Barclays analysts downgraded the rating on Apple (AAPL) stock from Equal Weight to Underweight, expressing concerns about a prolonged period of weak results and the potential for multiple expansion not being sustainable.
Barclays is also going against the consensus as it anticipates higher Services-related risks in 2024. In response to these risks, Barclays cut the rating and set a price target of $160 per share on AAPL stock, which signals a near 17% downside risk.
Apple shares (NASDAQ:AAPL) kicked off the new trading year about 3% lower in response to the news.
Barclays made adjustments following recent checks, revealing concerns about iPhone volumes, mix, and a lack of rebound in Macs, iPads, and wearables.

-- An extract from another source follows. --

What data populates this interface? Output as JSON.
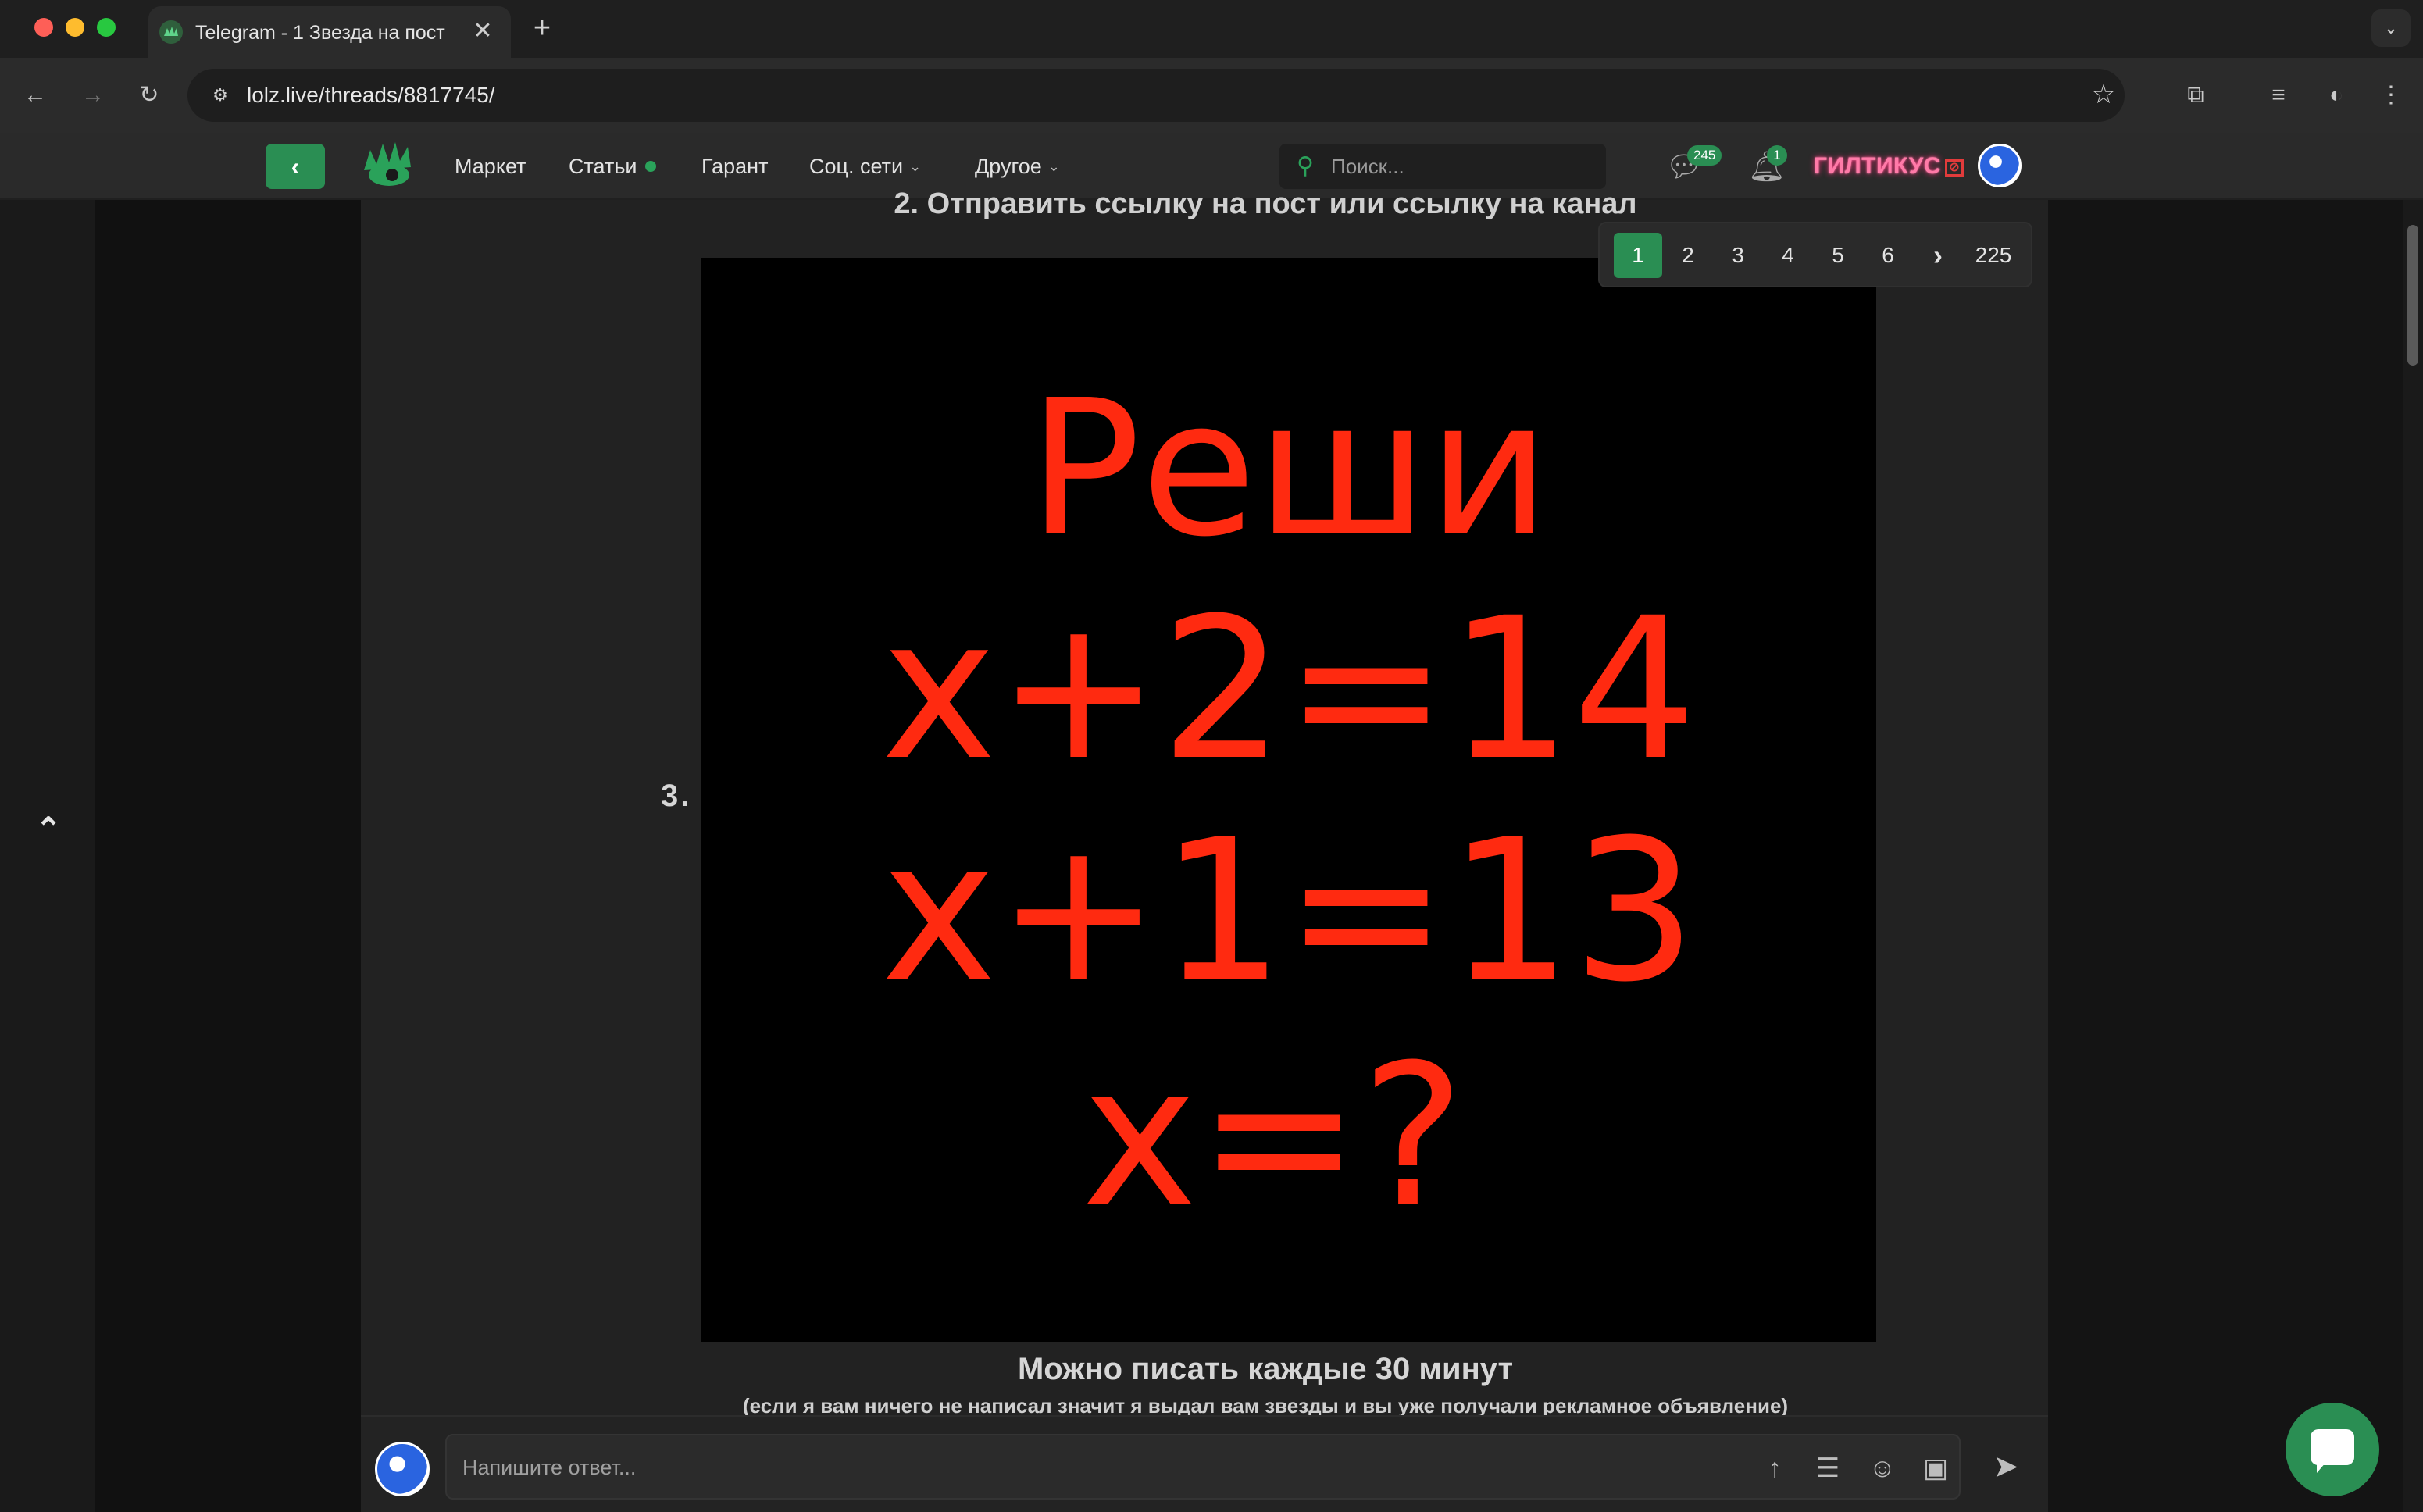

The latest data points from China, particularly related to the iPhone 15, indicate a more challenging environment, coupled with ongoing softness in developed markets.
While there is some strength in emerging markets, it is insufficient to offset broader weaknesses.
“IP15 has been lackluster and we believe IP16 should be the same,” analysts said in a note to clients.
Despite expectations for a largely in-line December quarter, analysts also revised their estimates for the March quarter below consensus. The bank anticipates the March quarter to align closely with seasonal trends, contrary to the Street's more optimistic modeling that remains 10 points above seasonal expectations.
Notably, Barclays has lowered revenue estimates for iPhones and Wearables in the March quarter, resulting in a decline in revenue and earnings per share in the low single digits compared to previous estimates.
On the Services front, analysts noted that while the App Store is experiencing 10% growth in the December quarter, this rate is expected to decelerate to the mid-single digits by the September 2024 quarter.
“We expect reversion after a year when most quarters were missed and the stock outperformed,” analysts concluded.